Providing closed-form estimates of the decoding failure rate of iterative decoders for low- and moderate-density binary parity-check codes has attracted significant interest in the research community. Recently, interest in this topic has increased due to the use of iterative decoders in post-quantum cryptosystems, where the desired decoding failure rates (DFRs) are less than or equal to $2^{-128}$ and impossible to estimate via Monte Carlo simulations. We propose a new technique that provides accurate DFR estimates for a two-iteration (parallel) bit-flipping decoder that can be used for cryptographic purposes. We estimate the bit-flipping probabilities at the second decoder iteration and the syndrome weight distribution before and after the first iteration as a function of the code parameters and error weight. We validate our results numerically by comparing the modelled and simulated syndrome weights, the incorrectly guessed error bit distribution at the end of the first iteration, and the DFR after two iterations in both the floor and waterfall regimes. Finally, we apply our method to estimate the DFR of the LEDAcrypt cryptographic system, a post-quantum key encapsulation method that employs a two-iteration bit-flipping decoder. We show that the DFR estimate resulting from the chosen code parameters can be improved by a factor larger than $2^{70}$ with respect to previous estimation techniques, when $128$-bit security is required. This allows for a $20$% reduction in public key and ciphertext sizes at no security loss. We note that our results can be applied to the post-quantum cryptosystem known as Bit Flipping Key Encapsulation (BIKE) replacing the current ``BIKE-flip decoder'' with the two-iteration decoder and consequently endowing BIKE with the property of indistinguishability under an adaptive chosen-ciphertext attack (IND-CCA$2$), provably.

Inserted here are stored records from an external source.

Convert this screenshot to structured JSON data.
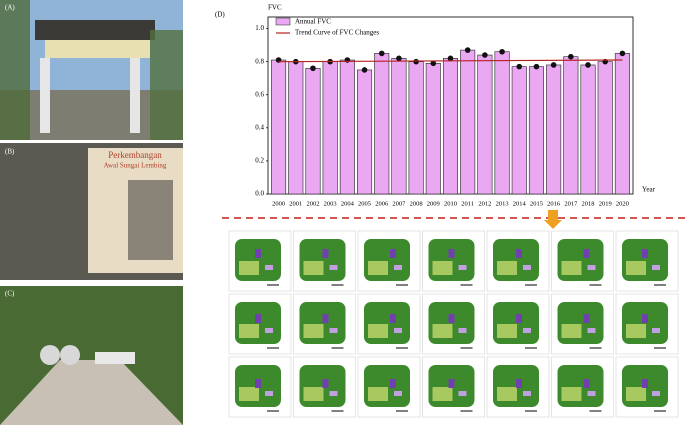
{
  "panels": {
    "a_label": "(A)",
    "b_label": "(B)",
    "c_label": "(C)",
    "d_label": "(D)",
    "sign_title": "Perkembangan",
    "sign_subtitle": "Awal Sungai Lembing"
  },
  "chart_data": {
    "type": "bar",
    "ylabel": "FVC",
    "xlabel": "Year",
    "categories": [
      "2000",
      "2001",
      "2002",
      "2003",
      "2004",
      "2005",
      "2006",
      "2007",
      "2008",
      "2009",
      "2010",
      "2011",
      "2012",
      "2013",
      "2014",
      "2015",
      "2016",
      "2017",
      "2018",
      "2019",
      "2020"
    ],
    "series": [
      {
        "name": "Annual FVC",
        "color": "#eaa8f2",
        "values": [
          0.81,
          0.8,
          0.76,
          0.8,
          0.81,
          0.75,
          0.85,
          0.82,
          0.8,
          0.79,
          0.82,
          0.87,
          0.84,
          0.86,
          0.77,
          0.77,
          0.78,
          0.83,
          0.78,
          0.8,
          0.85
        ]
      }
    ],
    "trend": {
      "name": "Trend Curve of FVC Changes",
      "color": "#b52222",
      "start": 0.8,
      "end": 0.81
    },
    "ylim": [
      0,
      1.07
    ],
    "yticks": [
      {
        "value": 0,
        "label": "0.0"
      },
      0.2,
      0.4,
      0.6,
      0.8,
      {
        "value": 1,
        "label": "1.0"
      }
    ]
  }
}
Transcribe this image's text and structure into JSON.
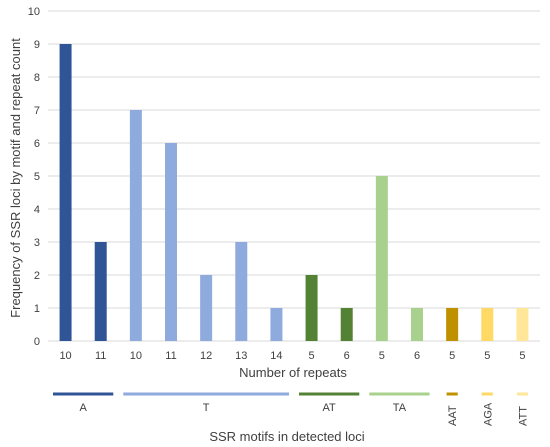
{
  "chart_data": {
    "type": "bar",
    "categories": [
      "10",
      "11",
      "10",
      "11",
      "12",
      "13",
      "14",
      "5",
      "6",
      "5",
      "6",
      "5",
      "5",
      "5"
    ],
    "values": [
      9,
      3,
      7,
      6,
      2,
      3,
      1,
      2,
      1,
      5,
      1,
      1,
      1,
      1
    ],
    "bar_groups": [
      0,
      0,
      1,
      1,
      1,
      1,
      1,
      2,
      2,
      3,
      3,
      4,
      5,
      6
    ],
    "groups": [
      {
        "label": "A",
        "color": "#2f5597"
      },
      {
        "label": "T",
        "color": "#8faadc"
      },
      {
        "label": "AT",
        "color": "#548235"
      },
      {
        "label": "TA",
        "color": "#a9d18e"
      },
      {
        "label": "AAT",
        "color": "#bf9000"
      },
      {
        "label": "AGA",
        "color": "#ffd966"
      },
      {
        "label": "ATT",
        "color": "#ffe699"
      }
    ],
    "xlabel": "Number of repeats",
    "ylabel": "Frequency of SSR loci by motif and repeat count",
    "group_axis_label": "SSR motifs in detected loci",
    "ylim": [
      0,
      10
    ],
    "yticks": [
      0,
      1,
      2,
      3,
      4,
      5,
      6,
      7,
      8,
      9,
      10
    ],
    "grid": true,
    "legend": "none"
  }
}
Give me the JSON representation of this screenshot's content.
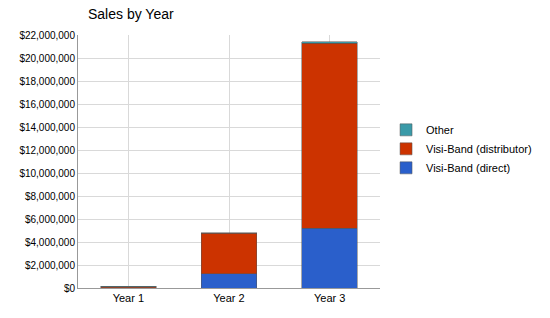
{
  "chart_data": {
    "type": "bar",
    "title": "Sales by Year",
    "categories": [
      "Year 1",
      "Year 2",
      "Year 3"
    ],
    "stacked": true,
    "series": [
      {
        "name": "Visi-Band (direct)",
        "color": "#2a5fcb",
        "values": [
          40000,
          1250000,
          5200000
        ]
      },
      {
        "name": "Visi-Band (distributor)",
        "color": "#cc3300",
        "values": [
          90000,
          3500000,
          16100000
        ]
      },
      {
        "name": "Other",
        "color": "#3a9aa8",
        "values": [
          10000,
          50000,
          100000
        ]
      }
    ],
    "ylim": [
      0,
      22000000
    ],
    "yticks": [
      {
        "value": 0,
        "label": "$0"
      },
      {
        "value": 2000000,
        "label": "$2,000,000"
      },
      {
        "value": 4000000,
        "label": "$4,000,000"
      },
      {
        "value": 6000000,
        "label": "$6,000,000"
      },
      {
        "value": 8000000,
        "label": "$8,000,000"
      },
      {
        "value": 10000000,
        "label": "$10,000,000"
      },
      {
        "value": 12000000,
        "label": "$12,000,000"
      },
      {
        "value": 14000000,
        "label": "$14,000,000"
      },
      {
        "value": 16000000,
        "label": "$16,000,000"
      },
      {
        "value": 18000000,
        "label": "$18,000,000"
      },
      {
        "value": 20000000,
        "label": "$20,000,000"
      },
      {
        "value": 22000000,
        "label": "$22,000,000"
      }
    ],
    "grid": true,
    "legend": "right"
  }
}
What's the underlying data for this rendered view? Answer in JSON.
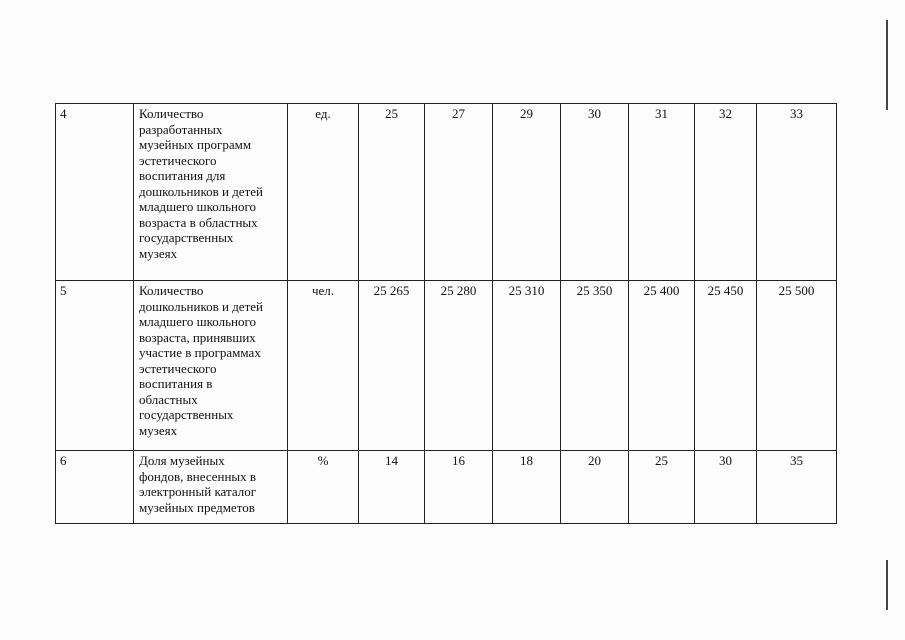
{
  "table": {
    "rows": [
      {
        "number": "4",
        "description": "Количество\nразработанных\nмузейных программ\nэстетического\nвоспитания для\nдошкольников и детей\nмладшего школьного\nвозраста в областных\nгосударственных\nмузеях",
        "unit": "ед.",
        "values": [
          "25",
          "27",
          "29",
          "30",
          "31",
          "32",
          "33"
        ]
      },
      {
        "number": "5",
        "description": "Количество\nдошкольников и детей\nмладшего школьного\nвозраста, принявших\nучастие в программах\nэстетического\nвоспитания в\nобластных\nгосударственных\nмузеях",
        "unit": "чел.",
        "values": [
          "25 265",
          "25 280",
          "25 310",
          "25 350",
          "25 400",
          "25 450",
          "25 500"
        ]
      },
      {
        "number": "6",
        "description": "Доля музейных\nфондов, внесенных в\nэлектронный каталог\nмузейных предметов",
        "unit": "%",
        "values": [
          "14",
          "16",
          "18",
          "20",
          "25",
          "30",
          "35"
        ]
      }
    ]
  }
}
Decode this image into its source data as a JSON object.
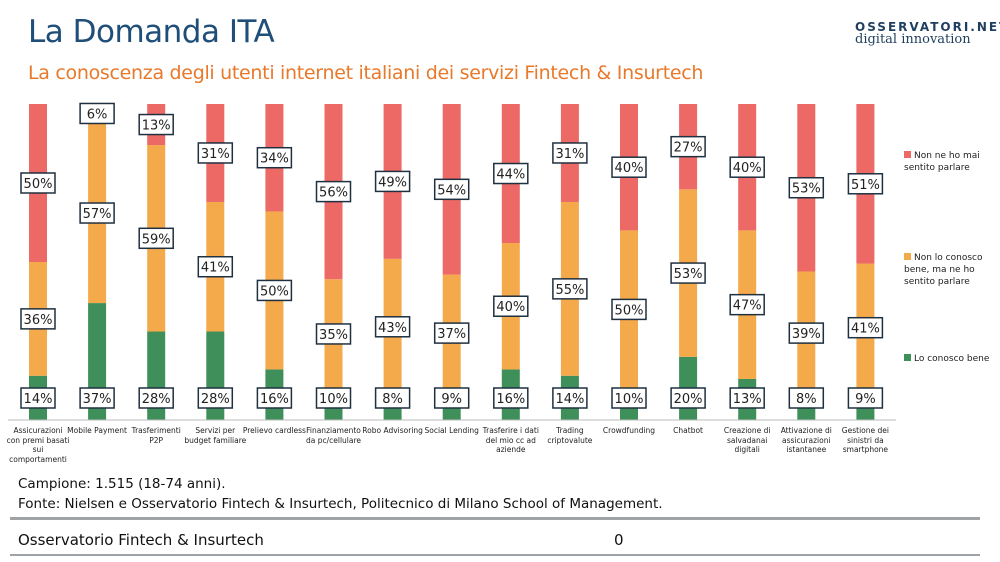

翻译：为低密度与中等密度二进制奇偶校验码的迭代译码器提供闭式译码失败率估计，一直是研究界关注的重点。近年来，由于迭代译码器在后量子密码系统中的应用，该主题受到更多关注。在这些系统中，目标译码失败率需小于或等于 $2^{-128}$，且无法通过蒙特卡洛模拟进行估计。本文提出一种新方法，可为适用于密码学目的的两轮（并行）比特翻转译码器提供精确的译码失败率估计。我们基于码参数与错误权重，估计了第二轮译码迭代中的比特翻转概率，以及第一轮迭代前后的校验子权重分布。通过数值实验，我们对比了模型预测与仿真得到的校验子权重、第一轮迭代结束时错误比特的误判分布，以及两种区域（错误平层区与瀑布区）下两轮迭代后的译码失败率，从而验证了所提方法的有效性。最后，我们将该方法应用于后量子密钥封装方法 LEDAcrypt 密码系统的译码失败率估计，该系统采用两轮比特翻转译码器。结果表明，在要求 $128$ 比特安全强度时，采用所选码参数得到的译码失败率估计值，相较于先前估计技术可提升超过 $2^{70}$ 倍。这允许在不损失安全性的前提下，将公钥与密文尺寸减少 $20$%。我们指出，本研究成果可应用于后量子密码系统 Bit Flipping Key Encapsulation（BIKE），通过将现有的“BIKE-flip 译码器”替换为两轮迭代译码器，可使 BIKE 系统在理论上具备自适应选择密文攻击下的不可区分性（IND-CCA$2$）。